2 8 - No Reason

161 70 23
                                    

"Nanti mau main di rumah Nathan?" Vera tiba-tiba bertanya sesaat setelah bel istirahat kedua berbunyi. Aku mengangguk semangat.

"Mau!"

"Oke, jangan lupa lo izin dulu."

Aduh, iya juga.

"Iya," jawabku kemudian. "Ver, mau batagor gak? Yang kayak biasa."

"MAU!" jawabnya langsung lalu terdiam melihat aku menengadahkan tangan sambil meringis.

"Duit."

"Di mana-mana yang nawarin itu yang nraktir," sungut Vera namun kemudian tetap memberikan uang untuk batagorku dan batagornya.

Aku tertawa, berterima kasih, lalu melesat menuju kantin.

"Pak Tejo!" sapaku riang dengan bapak langgananku dan Vera ini. "Kayak biasa ya, pak! Dua porsi aja."

"Siap, neng."

Aku duduk di depan kiosnya sambil memberanikan diri untuk mengirim pesan ke Ibu. Bagaimana pun caranya, jangan sampai aku kena marah.

Ibu, apakah Ata boleh main di rumah teman nanti?

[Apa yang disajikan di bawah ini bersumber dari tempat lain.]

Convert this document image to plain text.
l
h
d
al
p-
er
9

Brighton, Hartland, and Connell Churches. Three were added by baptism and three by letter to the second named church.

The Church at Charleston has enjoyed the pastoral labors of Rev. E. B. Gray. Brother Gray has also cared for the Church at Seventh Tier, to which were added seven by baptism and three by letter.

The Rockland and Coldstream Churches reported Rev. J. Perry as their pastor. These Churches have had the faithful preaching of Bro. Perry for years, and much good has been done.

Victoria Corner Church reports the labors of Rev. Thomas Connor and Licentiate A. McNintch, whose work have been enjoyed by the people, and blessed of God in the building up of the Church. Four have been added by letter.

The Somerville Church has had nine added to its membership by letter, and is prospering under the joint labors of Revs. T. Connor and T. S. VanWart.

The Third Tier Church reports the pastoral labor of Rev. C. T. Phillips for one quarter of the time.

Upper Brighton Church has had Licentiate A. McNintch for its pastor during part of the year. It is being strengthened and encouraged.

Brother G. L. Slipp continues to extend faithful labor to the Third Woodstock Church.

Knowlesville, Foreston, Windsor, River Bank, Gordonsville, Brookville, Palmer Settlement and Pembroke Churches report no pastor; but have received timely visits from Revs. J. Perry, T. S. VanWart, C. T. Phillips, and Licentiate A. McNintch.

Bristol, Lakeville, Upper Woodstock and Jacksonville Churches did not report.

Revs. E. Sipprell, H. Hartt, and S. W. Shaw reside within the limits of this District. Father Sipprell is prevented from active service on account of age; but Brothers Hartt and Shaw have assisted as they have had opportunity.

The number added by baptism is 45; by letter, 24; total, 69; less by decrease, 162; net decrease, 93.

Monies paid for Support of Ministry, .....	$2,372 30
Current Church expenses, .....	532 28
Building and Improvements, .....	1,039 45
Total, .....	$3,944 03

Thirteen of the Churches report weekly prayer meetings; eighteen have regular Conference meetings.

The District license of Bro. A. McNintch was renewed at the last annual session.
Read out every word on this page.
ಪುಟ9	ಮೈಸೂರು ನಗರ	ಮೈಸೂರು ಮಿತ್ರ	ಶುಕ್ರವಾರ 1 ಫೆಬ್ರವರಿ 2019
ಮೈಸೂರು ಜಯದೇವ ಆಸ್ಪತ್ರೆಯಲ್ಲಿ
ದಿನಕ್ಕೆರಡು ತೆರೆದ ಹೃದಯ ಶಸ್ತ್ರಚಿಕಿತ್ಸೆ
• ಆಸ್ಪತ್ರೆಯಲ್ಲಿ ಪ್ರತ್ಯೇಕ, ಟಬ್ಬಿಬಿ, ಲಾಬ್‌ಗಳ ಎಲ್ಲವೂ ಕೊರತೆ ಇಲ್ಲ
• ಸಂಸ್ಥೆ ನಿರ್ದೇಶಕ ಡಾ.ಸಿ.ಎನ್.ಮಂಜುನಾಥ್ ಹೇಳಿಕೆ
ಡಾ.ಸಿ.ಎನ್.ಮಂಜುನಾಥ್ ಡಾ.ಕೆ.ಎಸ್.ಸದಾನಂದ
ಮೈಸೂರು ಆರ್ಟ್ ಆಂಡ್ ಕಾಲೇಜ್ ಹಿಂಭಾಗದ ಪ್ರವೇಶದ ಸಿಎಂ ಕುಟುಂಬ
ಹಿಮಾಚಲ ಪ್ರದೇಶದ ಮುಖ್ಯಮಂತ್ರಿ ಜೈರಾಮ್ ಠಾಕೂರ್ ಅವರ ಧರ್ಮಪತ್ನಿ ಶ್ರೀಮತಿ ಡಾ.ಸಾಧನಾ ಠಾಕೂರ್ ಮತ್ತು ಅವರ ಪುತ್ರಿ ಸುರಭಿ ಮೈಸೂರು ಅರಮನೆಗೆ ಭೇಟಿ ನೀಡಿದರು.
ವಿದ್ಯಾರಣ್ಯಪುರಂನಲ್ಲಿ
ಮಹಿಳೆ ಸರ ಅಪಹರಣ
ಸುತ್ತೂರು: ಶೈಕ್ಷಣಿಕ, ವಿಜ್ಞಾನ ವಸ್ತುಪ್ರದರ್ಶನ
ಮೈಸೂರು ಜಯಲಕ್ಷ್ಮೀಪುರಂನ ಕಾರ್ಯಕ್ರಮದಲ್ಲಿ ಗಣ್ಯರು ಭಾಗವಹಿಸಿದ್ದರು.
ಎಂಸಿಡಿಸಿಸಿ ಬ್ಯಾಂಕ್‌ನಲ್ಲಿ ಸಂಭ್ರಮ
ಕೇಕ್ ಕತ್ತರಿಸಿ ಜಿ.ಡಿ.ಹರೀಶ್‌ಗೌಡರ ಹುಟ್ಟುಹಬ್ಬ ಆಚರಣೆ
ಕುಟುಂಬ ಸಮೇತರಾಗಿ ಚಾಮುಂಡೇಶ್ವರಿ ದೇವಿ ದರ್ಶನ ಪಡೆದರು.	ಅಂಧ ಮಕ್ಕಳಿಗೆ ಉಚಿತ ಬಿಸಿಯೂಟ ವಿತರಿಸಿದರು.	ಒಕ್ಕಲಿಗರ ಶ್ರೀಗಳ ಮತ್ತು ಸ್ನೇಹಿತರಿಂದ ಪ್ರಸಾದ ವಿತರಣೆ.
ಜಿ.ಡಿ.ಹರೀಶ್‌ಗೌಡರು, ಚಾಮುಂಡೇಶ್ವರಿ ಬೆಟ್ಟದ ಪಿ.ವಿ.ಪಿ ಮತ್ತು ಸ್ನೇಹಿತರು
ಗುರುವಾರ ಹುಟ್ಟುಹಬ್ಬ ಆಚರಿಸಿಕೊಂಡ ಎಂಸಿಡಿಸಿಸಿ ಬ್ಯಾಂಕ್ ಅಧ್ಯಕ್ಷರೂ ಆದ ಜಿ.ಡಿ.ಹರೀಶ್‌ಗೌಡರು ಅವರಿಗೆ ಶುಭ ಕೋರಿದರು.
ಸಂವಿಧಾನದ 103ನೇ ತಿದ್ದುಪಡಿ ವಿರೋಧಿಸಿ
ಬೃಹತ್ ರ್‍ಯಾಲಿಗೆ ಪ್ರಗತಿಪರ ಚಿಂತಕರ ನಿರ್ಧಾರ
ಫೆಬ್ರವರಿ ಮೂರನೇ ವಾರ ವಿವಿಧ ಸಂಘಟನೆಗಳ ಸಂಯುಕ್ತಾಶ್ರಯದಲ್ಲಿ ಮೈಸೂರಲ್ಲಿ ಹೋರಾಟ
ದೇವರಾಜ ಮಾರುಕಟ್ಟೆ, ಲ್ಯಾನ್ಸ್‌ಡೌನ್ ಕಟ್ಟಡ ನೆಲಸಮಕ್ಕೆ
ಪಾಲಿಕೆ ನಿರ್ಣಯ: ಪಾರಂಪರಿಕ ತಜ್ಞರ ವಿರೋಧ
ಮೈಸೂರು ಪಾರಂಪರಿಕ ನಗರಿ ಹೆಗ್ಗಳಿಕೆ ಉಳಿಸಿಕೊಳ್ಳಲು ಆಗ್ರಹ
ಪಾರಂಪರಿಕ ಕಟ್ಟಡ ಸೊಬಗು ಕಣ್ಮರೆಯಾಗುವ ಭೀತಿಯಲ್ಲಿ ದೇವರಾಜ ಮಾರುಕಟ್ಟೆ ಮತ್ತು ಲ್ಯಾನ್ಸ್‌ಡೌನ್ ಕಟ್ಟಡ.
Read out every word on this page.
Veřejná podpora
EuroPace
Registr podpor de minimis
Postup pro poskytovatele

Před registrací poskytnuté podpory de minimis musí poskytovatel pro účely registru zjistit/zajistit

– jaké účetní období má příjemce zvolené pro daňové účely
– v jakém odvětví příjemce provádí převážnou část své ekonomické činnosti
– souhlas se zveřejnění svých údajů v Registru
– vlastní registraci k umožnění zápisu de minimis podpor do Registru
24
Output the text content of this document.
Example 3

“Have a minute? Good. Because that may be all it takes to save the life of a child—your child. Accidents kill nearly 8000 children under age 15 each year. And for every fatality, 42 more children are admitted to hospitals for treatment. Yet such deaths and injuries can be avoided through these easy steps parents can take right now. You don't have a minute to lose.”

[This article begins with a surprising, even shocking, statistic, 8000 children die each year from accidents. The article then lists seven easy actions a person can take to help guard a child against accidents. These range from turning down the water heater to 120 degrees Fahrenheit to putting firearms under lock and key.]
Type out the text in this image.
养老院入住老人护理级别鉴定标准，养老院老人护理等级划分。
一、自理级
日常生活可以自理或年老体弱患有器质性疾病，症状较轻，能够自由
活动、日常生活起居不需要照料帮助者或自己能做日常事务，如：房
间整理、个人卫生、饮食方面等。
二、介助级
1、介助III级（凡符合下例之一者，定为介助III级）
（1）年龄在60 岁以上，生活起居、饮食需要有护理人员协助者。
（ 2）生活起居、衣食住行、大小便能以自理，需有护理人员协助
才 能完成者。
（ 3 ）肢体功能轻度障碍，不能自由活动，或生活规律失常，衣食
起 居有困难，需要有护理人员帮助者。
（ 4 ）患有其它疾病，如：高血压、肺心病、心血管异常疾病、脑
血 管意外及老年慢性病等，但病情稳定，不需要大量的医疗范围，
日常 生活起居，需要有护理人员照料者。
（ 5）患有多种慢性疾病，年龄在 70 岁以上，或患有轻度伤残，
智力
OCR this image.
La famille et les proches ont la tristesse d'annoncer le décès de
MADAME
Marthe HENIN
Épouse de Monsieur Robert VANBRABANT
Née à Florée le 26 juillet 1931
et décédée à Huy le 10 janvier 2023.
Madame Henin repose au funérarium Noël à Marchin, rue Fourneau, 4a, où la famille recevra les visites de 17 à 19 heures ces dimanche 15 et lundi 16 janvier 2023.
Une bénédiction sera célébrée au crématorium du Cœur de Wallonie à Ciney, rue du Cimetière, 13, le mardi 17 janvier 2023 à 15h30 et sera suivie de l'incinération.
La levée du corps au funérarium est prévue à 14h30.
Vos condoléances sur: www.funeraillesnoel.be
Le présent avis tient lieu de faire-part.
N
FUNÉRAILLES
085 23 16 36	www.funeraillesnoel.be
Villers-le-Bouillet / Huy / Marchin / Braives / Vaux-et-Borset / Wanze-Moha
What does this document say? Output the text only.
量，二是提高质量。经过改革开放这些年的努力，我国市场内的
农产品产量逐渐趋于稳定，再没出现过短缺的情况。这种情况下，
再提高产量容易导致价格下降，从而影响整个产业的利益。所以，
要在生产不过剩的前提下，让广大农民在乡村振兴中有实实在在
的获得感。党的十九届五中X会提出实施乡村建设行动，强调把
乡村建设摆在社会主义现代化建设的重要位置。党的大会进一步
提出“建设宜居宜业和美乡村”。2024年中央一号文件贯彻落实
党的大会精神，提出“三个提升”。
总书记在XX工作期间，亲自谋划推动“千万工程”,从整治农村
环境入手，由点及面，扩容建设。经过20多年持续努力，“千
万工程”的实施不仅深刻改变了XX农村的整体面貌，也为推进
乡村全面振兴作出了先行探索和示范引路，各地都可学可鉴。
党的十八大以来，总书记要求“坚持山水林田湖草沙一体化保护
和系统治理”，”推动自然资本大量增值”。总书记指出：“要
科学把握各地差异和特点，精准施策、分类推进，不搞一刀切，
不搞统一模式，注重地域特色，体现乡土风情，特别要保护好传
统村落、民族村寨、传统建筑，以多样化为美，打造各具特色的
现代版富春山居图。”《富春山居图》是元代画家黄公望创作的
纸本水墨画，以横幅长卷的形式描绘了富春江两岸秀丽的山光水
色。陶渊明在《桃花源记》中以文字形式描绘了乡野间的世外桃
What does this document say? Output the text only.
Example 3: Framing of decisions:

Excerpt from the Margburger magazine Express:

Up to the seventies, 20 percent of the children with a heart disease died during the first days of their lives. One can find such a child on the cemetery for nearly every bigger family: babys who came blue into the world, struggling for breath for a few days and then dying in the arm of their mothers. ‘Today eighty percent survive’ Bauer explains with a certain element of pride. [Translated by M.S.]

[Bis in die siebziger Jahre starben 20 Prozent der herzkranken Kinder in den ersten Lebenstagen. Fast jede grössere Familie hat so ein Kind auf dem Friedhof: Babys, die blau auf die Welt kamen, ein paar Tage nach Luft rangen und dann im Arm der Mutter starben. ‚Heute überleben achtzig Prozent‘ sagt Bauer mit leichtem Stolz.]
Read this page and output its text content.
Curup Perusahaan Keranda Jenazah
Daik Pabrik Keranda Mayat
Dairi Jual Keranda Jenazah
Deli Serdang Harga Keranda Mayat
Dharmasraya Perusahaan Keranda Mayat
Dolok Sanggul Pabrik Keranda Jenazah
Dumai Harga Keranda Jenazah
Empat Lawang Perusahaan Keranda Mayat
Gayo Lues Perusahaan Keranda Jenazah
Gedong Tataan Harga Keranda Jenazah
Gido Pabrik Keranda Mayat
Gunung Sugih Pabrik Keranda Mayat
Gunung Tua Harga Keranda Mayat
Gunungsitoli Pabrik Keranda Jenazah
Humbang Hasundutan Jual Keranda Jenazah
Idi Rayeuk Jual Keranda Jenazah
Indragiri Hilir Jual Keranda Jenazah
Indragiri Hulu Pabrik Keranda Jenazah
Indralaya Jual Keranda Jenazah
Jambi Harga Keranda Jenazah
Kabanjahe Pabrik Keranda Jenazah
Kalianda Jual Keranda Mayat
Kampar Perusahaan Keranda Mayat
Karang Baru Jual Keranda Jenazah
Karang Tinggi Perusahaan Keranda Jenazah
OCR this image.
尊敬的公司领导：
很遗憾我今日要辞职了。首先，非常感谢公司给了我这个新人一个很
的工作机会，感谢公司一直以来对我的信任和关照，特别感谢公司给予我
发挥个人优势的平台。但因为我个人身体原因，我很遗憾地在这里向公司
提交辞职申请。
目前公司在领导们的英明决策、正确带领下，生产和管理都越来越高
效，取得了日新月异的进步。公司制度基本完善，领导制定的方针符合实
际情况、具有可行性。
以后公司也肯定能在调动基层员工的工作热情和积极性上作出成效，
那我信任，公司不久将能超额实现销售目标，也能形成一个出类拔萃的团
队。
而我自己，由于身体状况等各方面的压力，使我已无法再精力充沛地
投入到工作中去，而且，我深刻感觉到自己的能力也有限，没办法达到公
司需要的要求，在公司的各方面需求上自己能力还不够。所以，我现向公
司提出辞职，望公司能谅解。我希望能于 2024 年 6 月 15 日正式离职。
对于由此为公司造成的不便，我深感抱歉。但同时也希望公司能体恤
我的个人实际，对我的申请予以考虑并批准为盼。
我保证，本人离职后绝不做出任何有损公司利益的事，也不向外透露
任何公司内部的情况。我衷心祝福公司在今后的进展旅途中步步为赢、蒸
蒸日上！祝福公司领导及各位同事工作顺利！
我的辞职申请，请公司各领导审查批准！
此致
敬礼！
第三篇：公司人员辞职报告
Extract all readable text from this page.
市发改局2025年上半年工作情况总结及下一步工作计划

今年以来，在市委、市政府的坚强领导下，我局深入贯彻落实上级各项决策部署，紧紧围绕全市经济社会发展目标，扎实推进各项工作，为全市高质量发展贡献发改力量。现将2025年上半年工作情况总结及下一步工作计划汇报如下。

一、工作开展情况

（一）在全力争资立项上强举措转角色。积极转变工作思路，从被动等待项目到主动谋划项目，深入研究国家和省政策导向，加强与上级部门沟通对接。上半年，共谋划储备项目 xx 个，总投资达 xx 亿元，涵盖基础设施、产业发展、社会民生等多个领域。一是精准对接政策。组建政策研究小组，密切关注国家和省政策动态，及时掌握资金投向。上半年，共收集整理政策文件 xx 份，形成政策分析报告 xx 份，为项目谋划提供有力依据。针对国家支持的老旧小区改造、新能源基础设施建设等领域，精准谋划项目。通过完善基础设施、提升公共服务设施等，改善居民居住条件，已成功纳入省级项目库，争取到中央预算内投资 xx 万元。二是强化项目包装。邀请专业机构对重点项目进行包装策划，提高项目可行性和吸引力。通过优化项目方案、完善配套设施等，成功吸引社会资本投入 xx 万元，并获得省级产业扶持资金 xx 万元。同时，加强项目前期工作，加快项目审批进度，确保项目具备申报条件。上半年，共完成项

Rumahnya yang di jalan Melati itu, dekat dengan sekolah. Jadi, Ata akan pulang naik bus. Boleh?

Sudah cukup sopan, kan? Tidak ada kata yang memancing emosi, kan?

Okay, send.

"Serius amat, ngapain?"

Aku langsung mendongak, melihat Rega berdiri di hadapanku. Aku meringis.

Duh, kok Rega mulu? Lama-lama gue jatuh lagi, nih. Mana tadi kena semprot pula.

"Lagi chat Ibu, izin nanti mau main. Lo nanti bisa ikut main?" tanyaku diam-diam penuh harap.

Sosok Rega yang paling bahagia kulihat saat dia sedang bermain, so why not?

"Duh, gue ada urusan pulang nanti. Skip dulu, deh," ucapnya membuatku akhirnya mengiyakan dengan sedih.

Batagorku pun kemudian jadi. Aku membayar lalu pamit kepada Pak Tejo. Seram juga berlamaan dengan Rega, nanti bisa-bisa aku diteror Fanya.

"Lo mau ke mana?" tanya Rega.

"Balik ke kelas," jawabku apa adanya.

"Gue anter, yuk."

"Hah?" Aku melongo heran. "Buat apa? Gak usah. Gue jalan sendiri aja."

Lagian gue takut dilabrak pacar lo lagi.

"Gapapa, gue juga ada urusan di gedung IPA," jawab Rega kemudian.

"Oh, mau apel pacar, ya?" godaku dan Rega hanya tersenyum kecil saja hingga akhirnya kami berdua berjalan beriringan menuju kelasku di lantai dua.

Di sekolahku ada empat gedung. Satu gedung kelas IPA, yang terbesar. Satu gedung untuk kelas IPS di lantai satu, dan kelas Bahasa di lantai dua. Dan satu gedung guru beserta aula, perpustakaan, dan kawan-kawannya. Dan satu lagi, tentu saja kantin.

"Gue minta maaf soal tingkah Fanya tadi," katanya saat kami menyeberangi lapangan. Aku tertawa kecil.

"Santai aja. Lagian wajar, kok. Cewek gak mau kalo pacarnya diganggu."

"Ya, tapi bahasanya dia agak kasar." Rega menggaruk tengkuknya. "Pokoknya gue minta maaf."

"Nggak masalah."

Kami mulai menapaki tangga. Gedung IPA juga punya lantai terbanyak. Total ada empat lantai dengan lantai satu laboratorium, lantai dua untuk kelas dua belas, lantai tiga untuk kelas sebelas, dan lantai empat untuk kelas sepuluh.